Will grinned at that, then turned and began making his way down the corridor, whistling as he went. After a moment’s hesitation, Jem went after him, gesturing for Tessa to follow.
“Why would Gabriel Lightwood hate you, Will?” Tessa asked as they went. “What did you do to him?”
“It wasn’t anything I did to him,” Will said, stalking along at a rapid pace. “It was something I did to his sister.”
Tessa looked sideways at Jem, who shrugged. “Where there’s our Will, there’s a half-dozen angry girls claiming he’s compromised their virtue.”
“Did you?” Tessa asked, hurrying to keep up with the boys. There was simply only so fast you could walk in heavy skirts that swished around your ankles as you went. The delivery of dresses from Bond Street had come the day before, and she was only just beginning to get used to wearing such expensive stuff. She remembered the light dresses she’d worn as a little girl, when she’d been able to run up to her brother, kick him in the ankle, and dart away without him being able to ca
tch her. She wondered briefly what would happen if she tried to do that to Will. She doubted it would work out to her advantage, though the thought had a certain appeal. “Compromise her virtue, I mean.”
“You have a lot of questions,” Will said, veering sharply to the left and up a set of narrow stairs. “Don’t you?”
“I do,” Tessa said, the heels of her boots clicking loudly on the stone steps as she followed Will upward. “What’s parabatai? And what did you mean about Gabriel’s father being a disgrace to Shadowhunters?”

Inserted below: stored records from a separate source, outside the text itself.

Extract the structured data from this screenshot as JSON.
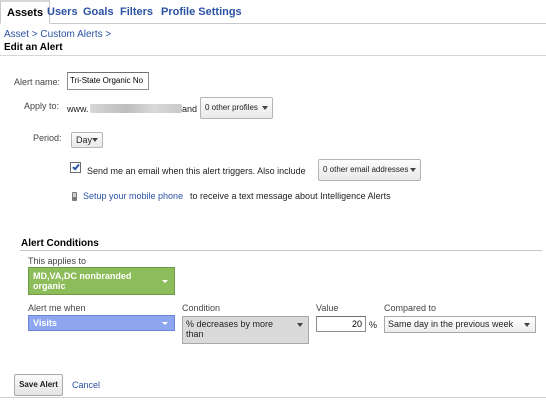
{
  "tabs": [
    {
      "label": "Assets",
      "active": true
    },
    {
      "label": "Users"
    },
    {
      "label": "Goals"
    },
    {
      "label": "Filters"
    },
    {
      "label": "Profile Settings"
    }
  ],
  "breadcrumb": "Asset > Custom Alerts >",
  "page_title": "Edit an Alert",
  "form": {
    "alert_name_label": "Alert name:",
    "alert_name_value": "Tri-State Organic No",
    "apply_to_label": "Apply to:",
    "apply_to_prefix": "www.",
    "apply_to_and": "and",
    "other_profiles": "0 other profiles",
    "period_label": "Period:",
    "period_value": "Day",
    "email_checked": true,
    "email_text": "Send me an email when this alert triggers. Also include",
    "other_emails": "0 other email addresses",
    "mobile_link": "Setup your mobile phone",
    "mobile_text": "to receive a text message about Intelligence Alerts"
  },
  "conditions": {
    "title": "Alert Conditions",
    "applies_to_label": "This applies to",
    "applies_to_value": "MD,VA,DC nonbranded organic",
    "alert_when_label": "Alert me when",
    "alert_when_value": "Visits",
    "condition_label": "Condition",
    "condition_value": "% decreases by more than",
    "value_label": "Value",
    "value": "20",
    "value_unit": "%",
    "compared_label": "Compared to",
    "compared_value": "Same day in the previous week"
  },
  "actions": {
    "save_label": "Save Alert",
    "cancel_label": "Cancel"
  },
  "colors": {
    "link": "#2b52a3",
    "segment_green": "#8dbc5a",
    "metric_blue": "#8ea6f0"
  }
}
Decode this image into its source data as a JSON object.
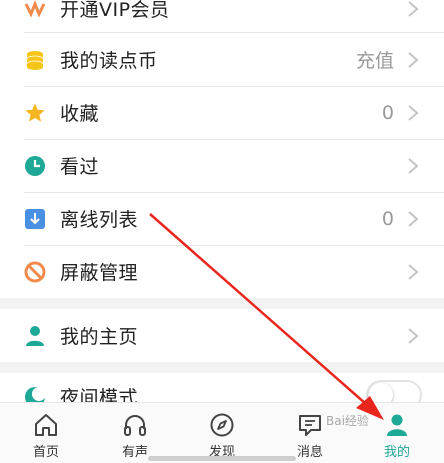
{
  "menu": {
    "items": [
      {
        "label": "开通VIP会员",
        "value": ""
      },
      {
        "label": "我的读点币",
        "value": "充值"
      },
      {
        "label": "收藏",
        "value": "0"
      },
      {
        "label": "看过",
        "value": ""
      },
      {
        "label": "离线列表",
        "value": "0"
      },
      {
        "label": "屏蔽管理",
        "value": ""
      },
      {
        "label": "我的主页",
        "value": ""
      },
      {
        "label": "夜间模式",
        "value": ""
      }
    ],
    "night_mode_on": false
  },
  "tabbar": {
    "tabs": [
      {
        "label": "首页",
        "icon": "home-icon"
      },
      {
        "label": "有声",
        "icon": "headphones-icon"
      },
      {
        "label": "发现",
        "icon": "compass-icon"
      },
      {
        "label": "消息",
        "icon": "message-icon"
      },
      {
        "label": "我的",
        "icon": "profile-icon"
      }
    ],
    "active": "我的"
  },
  "watermark": {
    "text": "Bai经验"
  },
  "colors": {
    "accent": "#1ea896",
    "coin": "#f5c518",
    "star": "#f5b622",
    "offline": "#4a90e2",
    "block": "#f08a4b",
    "arrow": "#e8261e"
  }
}
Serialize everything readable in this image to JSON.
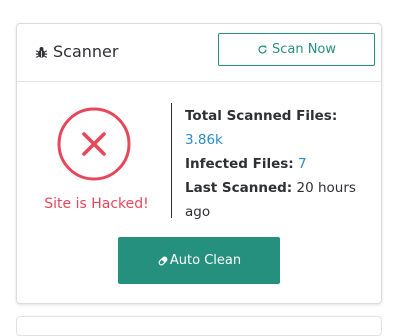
{
  "header": {
    "icon": "bug-icon",
    "title": "Scanner",
    "scan_button": {
      "icon": "refresh-icon",
      "label": "Scan Now"
    }
  },
  "status": {
    "icon": "x-circle-icon",
    "text": "Site is Hacked!",
    "color": "#e8475b"
  },
  "stats": {
    "total_label": "Total Scanned Files:",
    "total_value": "3.86k",
    "infected_label": "Infected Files:",
    "infected_value": "7",
    "last_label": "Last Scanned:",
    "last_value": "20 hours ago"
  },
  "auto_clean_button": {
    "icon": "eraser-icon",
    "label": "Auto Clean"
  },
  "colors": {
    "accent": "#26907f",
    "danger": "#e8475b",
    "link": "#2d8bc9"
  }
}
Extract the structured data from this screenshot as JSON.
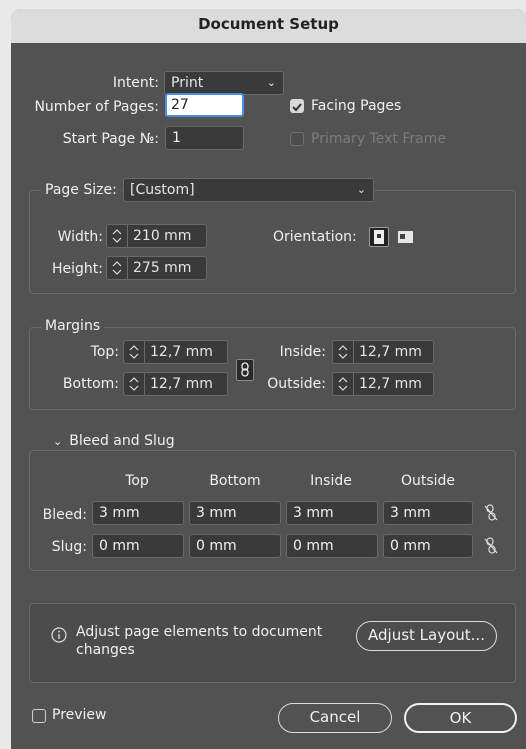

“Parabatai in Greek is just a term for a soldier paired with a chariot driver,” said Jem, “but when Nephilim say it, we mean a matched team of warriors—two men who swear to protect each other and guard each other’s backs.”
“Men?” said Tessa. “There couldn’t be a team of women, or a woman and a man?”
“I thought you said women didn’t have bloodlust,” Will said without turning around. “And as for Gabriel’s father, let’s say that he has something of a reputation for liking demons and Downworlders more than he should. I would be surprised if some of the elder Lightwood’s nocturnal visits to certain houses in Shadwell haven’t left him with a nasty case of demon pox.”
“Demon pox?” Tessa was horrified and fascinated at the same time.
“He’s made that up,” Jem hastily reassured her. “Really, Will. How many times do we have to tell you there’s no such thing as demon pox?”
Will had stopped in front of a narrow door at a bend in the staircase. “I think this is it,” he said, half to himself, and jiggled the knob. When nothing happened, he took his stele out of his jacket and scrawled a black Mark on the door. It swung open, with a puff of dust. “This ought to be a storeroom.”